History is a double-edged sword, as Cohen points out: “History illuminates. It can also blind.” History is illuminating when it is confronted honestly and in all its complexity. It is blinding when it is used to serve ideological or political ends. This is where historical memory comes in. “History” is often abused in the service of ideology or political power.
In some places history is ever-present, in others it is virtually absent either by design or ambivalence. In both cases historical memory, or lack thereof, poses risks. As Cohen notes, “Not to remember, or to be overwhelmed by memory, are equally dangerous.” As an example of suppressed memory Cohen turns to the breakup of the former Yugoslavia when “Bosnians, Serbs and Croats re-enacted, in the 1990’s, the civil-war horrors of the 1940’s whose mention had become taboo under the clamp of Tito’s postwar Communist dictatorship.” As the topic of my dissertation I know this example all too well! On the other side, too much focus on the past comes “at the expense of the present,” and in this case “memory becomes a blind alley.” This is the more typical case as can be seen in the Middle East and many other parts of the globe, including Serbia. What’s the solution?

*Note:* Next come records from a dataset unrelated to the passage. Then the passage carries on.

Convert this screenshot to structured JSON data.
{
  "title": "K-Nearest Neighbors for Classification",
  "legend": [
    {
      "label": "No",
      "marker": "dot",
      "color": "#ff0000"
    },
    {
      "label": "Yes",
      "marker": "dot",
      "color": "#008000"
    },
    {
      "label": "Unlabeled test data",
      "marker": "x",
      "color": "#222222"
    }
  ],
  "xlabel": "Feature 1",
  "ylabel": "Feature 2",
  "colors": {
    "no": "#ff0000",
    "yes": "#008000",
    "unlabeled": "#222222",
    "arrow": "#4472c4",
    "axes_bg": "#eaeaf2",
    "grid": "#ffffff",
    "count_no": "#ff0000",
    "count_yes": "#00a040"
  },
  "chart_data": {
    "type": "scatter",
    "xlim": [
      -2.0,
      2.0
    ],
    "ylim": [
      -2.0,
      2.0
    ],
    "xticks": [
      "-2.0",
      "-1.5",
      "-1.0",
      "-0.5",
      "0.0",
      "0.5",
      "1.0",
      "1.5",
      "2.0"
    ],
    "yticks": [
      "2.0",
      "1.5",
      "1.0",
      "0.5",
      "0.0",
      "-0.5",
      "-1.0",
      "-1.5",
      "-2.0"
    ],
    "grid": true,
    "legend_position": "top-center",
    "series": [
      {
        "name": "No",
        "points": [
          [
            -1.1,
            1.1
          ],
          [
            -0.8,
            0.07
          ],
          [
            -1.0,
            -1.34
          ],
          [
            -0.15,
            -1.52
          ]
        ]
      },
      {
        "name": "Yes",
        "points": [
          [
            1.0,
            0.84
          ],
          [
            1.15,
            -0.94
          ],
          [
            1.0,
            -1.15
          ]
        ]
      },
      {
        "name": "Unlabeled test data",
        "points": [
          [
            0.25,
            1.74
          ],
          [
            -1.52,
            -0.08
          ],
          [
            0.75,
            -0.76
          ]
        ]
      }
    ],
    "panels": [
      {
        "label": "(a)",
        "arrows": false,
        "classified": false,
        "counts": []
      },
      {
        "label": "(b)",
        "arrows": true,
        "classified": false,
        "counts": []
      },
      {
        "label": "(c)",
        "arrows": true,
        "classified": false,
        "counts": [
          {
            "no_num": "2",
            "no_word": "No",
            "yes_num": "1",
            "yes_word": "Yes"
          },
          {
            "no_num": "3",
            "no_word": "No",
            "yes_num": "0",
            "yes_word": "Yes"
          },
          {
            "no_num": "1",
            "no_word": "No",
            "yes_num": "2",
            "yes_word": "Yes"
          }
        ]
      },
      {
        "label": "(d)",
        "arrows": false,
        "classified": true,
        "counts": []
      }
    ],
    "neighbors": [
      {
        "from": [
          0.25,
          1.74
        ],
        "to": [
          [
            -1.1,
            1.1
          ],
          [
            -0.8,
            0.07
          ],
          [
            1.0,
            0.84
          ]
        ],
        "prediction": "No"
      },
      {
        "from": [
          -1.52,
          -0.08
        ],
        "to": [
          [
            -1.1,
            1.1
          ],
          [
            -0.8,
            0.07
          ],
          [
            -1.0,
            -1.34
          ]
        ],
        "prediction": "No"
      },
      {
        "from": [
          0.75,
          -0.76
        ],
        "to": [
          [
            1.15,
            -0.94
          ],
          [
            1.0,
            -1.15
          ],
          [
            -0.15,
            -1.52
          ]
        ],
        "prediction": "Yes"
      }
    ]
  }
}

There is no simple solution, but Cohen believes that it is “[o]nly through a balanced view of the past, conscientious but not obsessive, may we shun victimhood, accept divergent national narratives, embrace decency, meet our daily obligations, and look forward.” I think that Cohen is basically right, but I don’t think “balance” is the right way to see the solution. The problem is about how history is remembered, not whether or not it is balanced. When history is used to serve political and ideological ends it is inevitably distorted. For example, nationalism is built upon an edifice of historical myth making.
Nationalism purportedly is about unifying the nation, but in practice it divides people into those who belong and those who don’t. As a result it become a tale of us vs. them, and good vs. evil. National narratives in pursuit of glorifying the nation, intentionally sweeps under the rug all the “dirt” of the past. These narratives often engender a pride that eventually devolves into arrogance. The real danger comes when a demagogue finds in nationalism a useful tool in the pursuit of power. The skillful demagogue then spins a soothing narrative that blames all misfortunes on those who do not properly belong to the nation. If the demagogue is successful it rarely ends well.
On the other hand, history can be beneficial if it is used correctly. In fact, it is essential if we want to understand the past and thereby the present. It also serves to teach us about human nature. But if is to serve these valuable services history must be confronted honestly in all its complexities. And when confronting the past we must not be lured into temptation to engage in historical grievances if we are ever to stop the cycle of violence. We must learn to forgive. To forgive is not to forget, nor is it about the perpetrator. It is about the victim(s). Forgiveness allows victims to heal and let go of the resentments and hatred that often consumes them. Let’s remember the past and learn from it. We will all be better for it.
One thought on “The Revenge of History: Dealing with Historical Memory”
History is always being rewritten to suit present purpose. Often subtly, via the prevailing intellectual frameworks of academia as they change – often generationally – but frequently less so when perceptions of history are used for overt political purposes by non-historians. I guess if these things did not happen, there would be little historiographical debate.